Logo outros hóspedes começam a aparecer na casa e então conheço Camila, uma chilena de vinte e poucos anos que estava lá há algumas semanas. Quando digo que sou brasileiro ela se anima e começa a falar algumas palavras em português que aprendeu com uma amiga. Símpatica e doce, Camila e eu ficamos amigos de cara e mais tarde, na hora do jantar ela me apresenta Eric e Maria. Eric é do Arizona e está viajando na América do Sul de bicicleta há um ano e meio, se não me engano disse que já havia passado por quase todos os países. Maria é peruana e eles se conheceram quando ele passou por Lima alguns meses antes, então combinaram de se encontrar em Buenos Aires para virem para a fazenda juntos.

Enquanto Eric contava suas aventuras sobre duas rodas pelas estradas da Colômbia, Chile, Peru, eu mal pode acreditar. Ele carregava todas as suas coisas na bicicleta e quando estava viajando, pedalava por horas e armava sua barraca ao anoitecer, dormia na beira de estradas, em parques nacionais, postos de gasolina, campings. Tudo isso sozinho e gastando o mínimo possível. Contou que várias vezes conheceu pessoas que o convidaram para jantar e dormir em suas casas, elogiou em especial os colombianos pela hospitalidade e simpatia.

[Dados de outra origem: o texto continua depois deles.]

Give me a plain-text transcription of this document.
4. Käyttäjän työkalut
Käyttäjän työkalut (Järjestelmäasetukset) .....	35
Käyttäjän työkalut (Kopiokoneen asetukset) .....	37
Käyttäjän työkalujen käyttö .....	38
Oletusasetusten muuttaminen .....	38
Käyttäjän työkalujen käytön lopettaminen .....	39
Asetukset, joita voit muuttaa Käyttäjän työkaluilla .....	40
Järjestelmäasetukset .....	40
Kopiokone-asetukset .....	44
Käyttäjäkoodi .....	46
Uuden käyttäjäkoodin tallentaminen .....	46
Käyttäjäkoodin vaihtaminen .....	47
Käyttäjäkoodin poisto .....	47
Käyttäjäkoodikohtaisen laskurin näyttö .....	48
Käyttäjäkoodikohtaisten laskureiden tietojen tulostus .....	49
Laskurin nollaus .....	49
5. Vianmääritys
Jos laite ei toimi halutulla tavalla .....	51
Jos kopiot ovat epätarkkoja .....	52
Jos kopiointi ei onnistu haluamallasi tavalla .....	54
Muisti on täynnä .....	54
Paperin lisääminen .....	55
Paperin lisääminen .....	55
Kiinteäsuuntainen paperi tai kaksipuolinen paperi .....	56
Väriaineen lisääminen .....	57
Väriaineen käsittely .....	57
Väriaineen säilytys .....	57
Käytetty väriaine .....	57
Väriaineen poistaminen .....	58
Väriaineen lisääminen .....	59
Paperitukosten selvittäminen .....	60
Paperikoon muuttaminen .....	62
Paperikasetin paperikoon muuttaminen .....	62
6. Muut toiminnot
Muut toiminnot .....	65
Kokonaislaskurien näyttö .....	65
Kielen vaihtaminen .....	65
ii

Depois do jantar, temos que levar os pratos para lavar na pia, cada um lava o seu. Os restos de comida são deixados em um tanque onde o cachorro da fazenda, um manso pastor alemão chamado Rocky, escolhe meticulosamente o que quer comer. De volta a casa, os mochileiros socializam, tocam violão, contam piadas e vão dormir cedo. Quando fui para o meu quarto comecei a pensar no quanto esse lugar tinha uma vibração diferente, um ar de companheirismo, e ao mesmo tempo já me sentia um pouco em casa, experienciando uma estilo de vida totalmente diferente do que eu estava acostumado.